The four multipurpose vessels and two semi-submersibles, used to move oil rigs, have a combined capacity of 200,000 tons, the company said in a statement to Shanghai's stock exchange today. Shareholders will vote on the planned sale of bonds that can be converted into stock on Sept. 3, it added.
Chinese shipping companies have expanded their fleets because the country's surging trade is driving up freight rates. The Baltic Dry Index, a benchmark for the price of carrying coal, iron ore and other commodities, has jumped 66 percent to a record this year.
Cosco Shipping ``will continue to gain from a niche market for handling conventional cargoes like machinery,'' said Luo Xiong, an analyst at China Merchants Securities Co. in Shanghai. ``Conventional cargo rates will climb in line with dry bulk rates.''
Bondholders will receive call warrants for each six-year bond they hold, Cosco Shipping, based in the southern Chinese city of Guangzhou, said. Two warrants confer the right to buy one share, the company said, without saying how many warrants would be linked to the bond sale.
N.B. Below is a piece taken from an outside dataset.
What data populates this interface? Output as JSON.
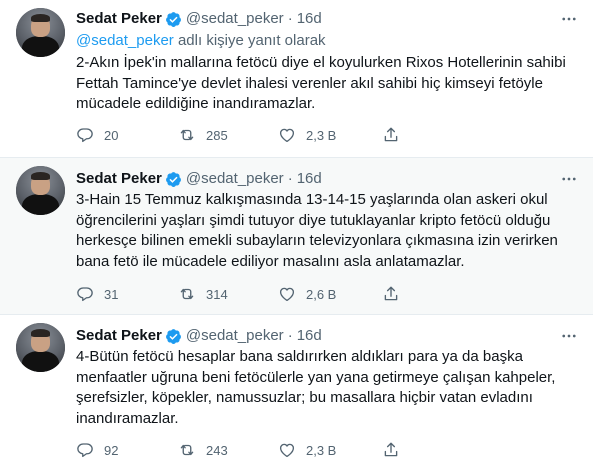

Cosco Shipping shares rose 2.9 percent to 29.12 yuan in Shanghai. The stock, which resumed trading today after being suspended on Aug. 7, has more than doubled this year.
China's exports rose 27 percent in the first half, while imports climbed 18 percent. About 90 percent of world trade moves by sea.
Cosco Shipping, controlled by China Ocean Shipping (Group) Co., had 85 ships with a total capacity of 1.38 million deadweight tons as of June 30.